Le ministre des Affaires étrangères d'Ankara était mardi à Damas pour exiger du président syrien Bachar el-Assad la fin de la répression, qui a déjà fait plus de 2000 morts.
Que le président syrien renvoie «immédiatement ses soldats dans leurs casernes et libère tous les prisonniers»: c'est, en substance, les propos que Hillary Clinton a adressés à son homologue turc dimanche, lors d'un long entretien téléphonique, a résumé Mark Toner, porte-parole du département d'État. «Elle a demandé au ministre des Affaires étrangères de répercuter ses messages au président syrien», a-t-il déclaré.
Avant le départ d'Ahmet Davutoglu, l'augmentation du trafic diplomatique à Ankara a montré l'intérêt que portaient les Américains à cette visite. Le délégué américain aux Affaires moyen-orientales, Fred Hof, se trouvait également à Ankara lundi. Selon les médias, les autorités turques se seraient bien passées de la divulgation de ces deux informations, craignant qu'Ahmet Davutoglu ne soit perçu à Damas comme «l'émissaire des Américains», ce qui réduirait encore ses chances de réussite.
«Un message ferme»
Le premier ministre turc avait annoncé, samedi, qu'il était à «bout de patience» face au bain de sang syrien et qu'il dépêchait son ministre des Affaires étrangères afin de transmettre «un message ferme» à Damas. Le régime syrien a aussitôt rétorqué, par le biais d'un des conseillers du président, que la «réponse serait encore plus ferme». Il a tenu parole. Mardi, selon l'agence officielle syrienne, Bachar el-Assad a répondu au ministre turc qu'il n'allait «pas fléchir dans la poursuite des groupes terroristes», qualificatif donné aux manifestants par le pouvoir.Ahmet Davutoglu, artisan de la réconciliation turco-syrienne ces dernières années, et qui s'est rendu des dizaines de fois dans le pays voisin, était habitué à un accueil plus chaleureux. Ce refroidissement très marqué des relations est révélateur de la mauvaise passe que traverse la diplomatie turque, axée sur le concept de «zéro problème» avec les voisins. Le rapprochement avec Damas constituait l'image de marque de cette stratégie chère à Ahmet Davutoglu. Elle a longtemps expliqué, outre la crainte d'une guerre civile à sa porte, la modération des propos de la Turquie face à la répression en Syrie. Ankara n'a toujours pas appelé à la démission de Bachar el-Assad, alors qu'il n'avait pas hésité à réclamer les départs de Hosni Moubarak et de Mouammar Kadhafi.

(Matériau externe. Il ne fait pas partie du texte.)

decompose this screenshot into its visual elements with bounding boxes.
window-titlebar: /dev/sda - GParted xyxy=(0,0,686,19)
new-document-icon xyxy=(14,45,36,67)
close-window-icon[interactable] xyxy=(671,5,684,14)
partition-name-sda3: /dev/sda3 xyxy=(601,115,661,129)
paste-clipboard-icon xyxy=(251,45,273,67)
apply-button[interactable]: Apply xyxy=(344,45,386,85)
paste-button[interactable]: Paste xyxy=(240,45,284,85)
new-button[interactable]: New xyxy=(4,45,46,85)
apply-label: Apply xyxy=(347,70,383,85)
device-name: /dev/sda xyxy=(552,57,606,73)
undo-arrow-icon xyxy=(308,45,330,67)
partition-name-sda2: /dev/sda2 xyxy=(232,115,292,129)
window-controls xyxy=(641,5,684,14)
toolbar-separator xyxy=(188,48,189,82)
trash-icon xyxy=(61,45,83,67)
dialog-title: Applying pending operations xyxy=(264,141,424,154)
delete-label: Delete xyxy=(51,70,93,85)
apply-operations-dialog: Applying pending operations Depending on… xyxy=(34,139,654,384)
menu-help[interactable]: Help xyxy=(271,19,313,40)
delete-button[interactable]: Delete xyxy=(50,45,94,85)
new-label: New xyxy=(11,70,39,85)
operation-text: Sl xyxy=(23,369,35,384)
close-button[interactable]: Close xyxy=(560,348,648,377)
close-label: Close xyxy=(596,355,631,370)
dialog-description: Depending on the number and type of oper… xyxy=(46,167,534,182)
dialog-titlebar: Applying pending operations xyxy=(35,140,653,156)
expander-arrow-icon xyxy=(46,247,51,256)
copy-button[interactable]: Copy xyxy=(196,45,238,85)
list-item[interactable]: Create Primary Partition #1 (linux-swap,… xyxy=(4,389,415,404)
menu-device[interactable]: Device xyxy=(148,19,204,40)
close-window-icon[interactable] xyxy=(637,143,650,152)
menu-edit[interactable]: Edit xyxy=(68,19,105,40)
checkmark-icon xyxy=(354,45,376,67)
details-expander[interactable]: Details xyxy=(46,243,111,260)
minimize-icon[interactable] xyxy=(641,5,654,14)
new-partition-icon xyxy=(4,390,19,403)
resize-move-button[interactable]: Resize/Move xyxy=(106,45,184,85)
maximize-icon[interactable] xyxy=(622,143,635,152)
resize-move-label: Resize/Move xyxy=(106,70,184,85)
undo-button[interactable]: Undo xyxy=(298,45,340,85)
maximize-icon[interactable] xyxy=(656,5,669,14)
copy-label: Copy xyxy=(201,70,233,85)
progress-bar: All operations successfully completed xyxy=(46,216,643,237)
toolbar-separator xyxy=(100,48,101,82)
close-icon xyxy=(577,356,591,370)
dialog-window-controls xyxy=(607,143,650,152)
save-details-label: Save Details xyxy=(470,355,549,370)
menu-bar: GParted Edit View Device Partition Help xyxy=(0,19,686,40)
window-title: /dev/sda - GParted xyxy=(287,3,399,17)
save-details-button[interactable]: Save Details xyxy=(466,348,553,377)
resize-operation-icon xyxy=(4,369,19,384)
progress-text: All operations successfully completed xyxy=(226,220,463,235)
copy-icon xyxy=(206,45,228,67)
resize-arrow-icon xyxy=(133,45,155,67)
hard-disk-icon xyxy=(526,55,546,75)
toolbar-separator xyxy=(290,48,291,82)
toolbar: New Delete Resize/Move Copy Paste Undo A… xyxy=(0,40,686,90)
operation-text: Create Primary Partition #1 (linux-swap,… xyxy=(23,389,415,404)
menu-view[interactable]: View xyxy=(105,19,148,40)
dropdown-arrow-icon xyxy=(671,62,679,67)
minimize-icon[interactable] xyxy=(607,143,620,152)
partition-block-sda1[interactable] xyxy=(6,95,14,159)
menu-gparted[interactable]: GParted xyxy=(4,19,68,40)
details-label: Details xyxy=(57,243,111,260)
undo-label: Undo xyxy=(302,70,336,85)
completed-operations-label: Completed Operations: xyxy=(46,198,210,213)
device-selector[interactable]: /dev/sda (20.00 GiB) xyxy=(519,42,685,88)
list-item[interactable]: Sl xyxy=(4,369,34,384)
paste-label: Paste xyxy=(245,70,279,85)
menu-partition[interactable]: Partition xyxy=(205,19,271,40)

Mais la recrudescence de la violence contre les civils oblige le gouvernement turc à durcir le ton. La répression ces derniers jours dans la ville de Hama, où l'armée syrienne avait tué plus de 20.000 personnes en 1982 pour mater une révolte des Frères musulmans, explique aussi sa crispation. Ces massacres restent présents dans la mémoire des Turcs religieux, également sunnites. «Quelle conscience pourrait accepter, a dit Recep Tayyip Erdogan, que trente ans après, et pendant le Ramadan, cette ville blessée souffre une nouvelle fois?»

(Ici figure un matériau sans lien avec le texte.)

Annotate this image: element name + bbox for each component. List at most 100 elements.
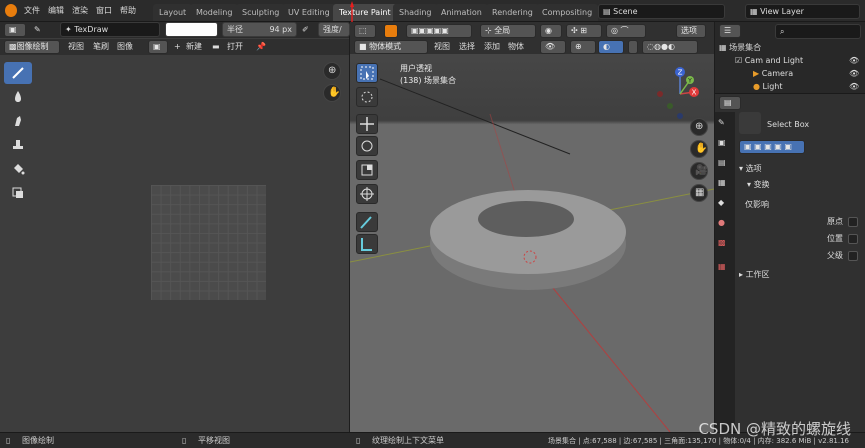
tab-uv-editing[interactable]: UV Editing — [282, 4, 336, 21]
viewport-menu-view[interactable]: 视图 — [434, 41, 450, 53]
tab-texture-paint[interactable]: Texture Paint — [333, 4, 397, 21]
viewport-menu-object[interactable]: 物体 — [508, 41, 524, 53]
scene-selector[interactable]: ▤ Scene — [598, 4, 725, 19]
snap-toggle[interactable]: ✣ ⊞ — [566, 24, 602, 38]
render-tab-icon[interactable]: ▣ — [718, 138, 726, 147]
navigation-gizmo[interactable]: Z X Y — [650, 64, 702, 124]
tool-soften[interactable] — [4, 86, 32, 108]
image-browse-button[interactable]: ▣ — [148, 40, 168, 54]
camera-row[interactable]: ▶ Camera — [753, 67, 793, 80]
view-layer-selector[interactable]: ▦ View Layer — [745, 4, 860, 19]
radius-field[interactable]: 半径 94 px — [222, 22, 297, 37]
view-layer-tab-icon[interactable]: ▦ — [718, 178, 726, 187]
tool-cursor[interactable] — [356, 87, 378, 107]
menu-help[interactable]: 帮助 — [116, 4, 140, 18]
menu-window[interactable]: 窗口 — [92, 4, 116, 18]
light-row[interactable]: ● Light — [753, 80, 783, 93]
eye-icon[interactable]: 👁 — [849, 67, 859, 80]
orientation-dropdown[interactable]: ⊹ 全局 — [480, 24, 536, 38]
outliner-search[interactable]: ⌕ — [775, 24, 861, 39]
cam-light-row[interactable]: ☑ Cam and Light — [735, 54, 803, 67]
zoom-view-icon[interactable]: ⊕ — [323, 62, 341, 80]
outliner[interactable]: ☰ ⌕ ▦ 场景集合 ☑ Cam and Light ▶ Camera ● Li… — [715, 22, 865, 94]
menu-view[interactable]: 视图 — [68, 41, 84, 53]
tool-rotate[interactable] — [356, 136, 378, 156]
viewport-zoom-icon[interactable]: ⊕ — [690, 118, 708, 136]
output-tab-icon[interactable]: ▤ — [718, 158, 726, 167]
options-section[interactable]: ▾ 选项 — [739, 162, 762, 175]
tool-annotate[interactable] — [356, 212, 378, 232]
ortho-grid-icon[interactable]: ▦ — [690, 184, 708, 202]
tool-measure[interactable] — [356, 234, 378, 254]
xray-toggle[interactable] — [628, 40, 638, 54]
folder-icon[interactable]: ▬ — [212, 41, 220, 53]
tab-rendering[interactable]: Rendering — [486, 4, 539, 21]
tool-move[interactable] — [356, 114, 378, 134]
tool-tab-icon[interactable]: ✎ — [718, 118, 725, 127]
eye-icon[interactable]: 👁 — [849, 54, 859, 67]
strength-field[interactable]: 强度/力 — [318, 22, 350, 37]
tab-animation[interactable]: Animation — [435, 4, 488, 21]
tool-scale[interactable] — [356, 160, 378, 180]
open-image-label[interactable]: 打开 — [227, 41, 243, 53]
properties-editor[interactable]: ▤ ✎ ▣ ▤ ▦ ◆ ● ▩ ▦ Select Box ▣ ▣ ▣ ▣ ▣ ▾… — [715, 94, 865, 432]
texture-tab-icon[interactable]: ▩ — [718, 238, 726, 247]
eye-icon[interactable]: 👁 — [849, 80, 859, 93]
menu-brush[interactable]: 笔刷 — [93, 41, 109, 53]
collection-checkbox-icon[interactable]: ☑ — [735, 56, 745, 65]
select-cursor-icon[interactable] — [384, 24, 398, 38]
transform-section[interactable]: ▾ 变换 — [747, 178, 770, 191]
workspace-section[interactable]: ▸ 工作区 — [739, 268, 770, 281]
proportional-edit[interactable]: ◎ ⌒ — [606, 24, 646, 38]
origins-checkbox[interactable] — [848, 217, 858, 227]
object-mode-dropdown[interactable]: ■ 物体模式 — [354, 40, 428, 54]
outliner-editor-type[interactable]: ☰ — [719, 24, 741, 38]
viewport-pan-icon[interactable]: ✋ — [690, 140, 708, 158]
tool-clone[interactable] — [4, 134, 32, 156]
tab-layout[interactable]: Layout — [153, 4, 193, 21]
tool-mask[interactable] — [4, 182, 32, 204]
pivot-dropdown[interactable]: ◉ — [540, 24, 562, 38]
menu-image[interactable]: 图像 — [117, 41, 133, 53]
color-swatch[interactable] — [165, 22, 218, 37]
blender-logo-icon[interactable] — [5, 4, 17, 17]
selection-mode-buttons[interactable]: ▣▣▣▣▣ — [406, 24, 472, 38]
viewport-menu-select[interactable]: 选择 — [459, 41, 475, 53]
pin-icon[interactable]: 📌 — [256, 41, 266, 53]
gizmo-toggle[interactable]: ⊕ — [570, 40, 596, 54]
checker-tab-icon[interactable]: ▦ — [718, 262, 726, 271]
parents-checkbox[interactable] — [848, 251, 858, 261]
pressure-icon[interactable]: ✐ — [302, 24, 309, 36]
overlay-toggle[interactable]: ◐ — [598, 40, 624, 54]
scene-collection-row[interactable]: ▦ 场景集合 — [719, 41, 761, 54]
3d-viewport[interactable]: ⬚ ▣▣▣▣▣ ⊹ 全局 ◉ ✣ ⊞ ◎ ⌒ 选项 ■ 物体模式 视图 选择 添… — [350, 22, 714, 432]
properties-editor-type[interactable]: ▤ — [719, 96, 741, 110]
menu-file[interactable]: 文件 — [20, 4, 44, 18]
shading-buttons[interactable]: ◌◍●◐ — [642, 40, 698, 54]
image-mode-dropdown[interactable]: ▩图像绘制 — [4, 40, 60, 54]
editor-type-button[interactable]: ▣ — [4, 23, 26, 37]
tool-fill[interactable] — [4, 158, 32, 180]
select-mode-buttons[interactable]: ▣ ▣ ▣ ▣ ▣ — [739, 140, 805, 154]
tool-smear[interactable] — [4, 110, 32, 132]
tab-shading[interactable]: Shading — [393, 4, 438, 21]
new-image-icon[interactable]: + — [174, 41, 181, 53]
image-editor[interactable]: ▣ ✎ ✦ TexDraw 半径 94 px ✐ 强度/力 ▩图像绘制 视图 笔… — [0, 22, 350, 432]
new-image-label[interactable]: 新建 — [186, 41, 202, 53]
options-dropdown[interactable]: 选项 — [676, 24, 706, 38]
image-canvas[interactable] — [151, 185, 266, 300]
pan-hand-icon[interactable]: ✋ — [323, 84, 341, 102]
tool-draw[interactable] — [4, 62, 32, 84]
tab-sculpting[interactable]: Sculpting — [236, 4, 286, 21]
scene-tab-icon[interactable]: ◆ — [718, 198, 724, 207]
menu-render[interactable]: 渲染 — [68, 4, 92, 18]
visibility-dropdown[interactable]: 👁 — [540, 40, 566, 54]
viewport-editor-type[interactable]: ⬚ — [354, 24, 376, 38]
tab-compositing[interactable]: Compositing — [536, 4, 599, 21]
menu-edit[interactable]: 编辑 — [44, 4, 68, 18]
brush-selector[interactable]: ✦ TexDraw — [60, 22, 160, 37]
viewport-menu-add[interactable]: 添加 — [484, 41, 500, 53]
camera-view-icon[interactable]: 🎥 — [690, 162, 708, 180]
tool-transform[interactable] — [356, 184, 378, 204]
locations-checkbox[interactable] — [848, 234, 858, 244]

Mesures contre-productives
Constatant son impuissance au bout de cinq mois d'efforts constants, le gouvernement turc semble sur le point de baisser les bras. «L'Ouest pourrait en arriver à voter des sanctions et nous nous rangerions à ses côtés», a également déclaré le premier ministre. En revanche, il semblait peu probable qu'Ankara prenne des mesures unilatérales. Les autorités turques ont toujours rechigné à mettre en place des sanctions commerciales contre des régimes de la région, en Irak ou en Iran par exemple, les considérant comme contre-productives.«Le fait est que la Turquie dispose de peu de moyens de pression sur Assad», explique Sami Kohen, éditorialiste au quotidien Milliyet. Un divorce entre Ankara et Damas aurait pour conséquence d'isoler complètement la Syrie, et donc de renforcer l'emprise de Téhéran. Vendredi, Ahmet Davutoglu a confirmé qu'une cargaison d'armes iraniennes à destination de la Syrie avait été interceptée dans l'est de la Turquie.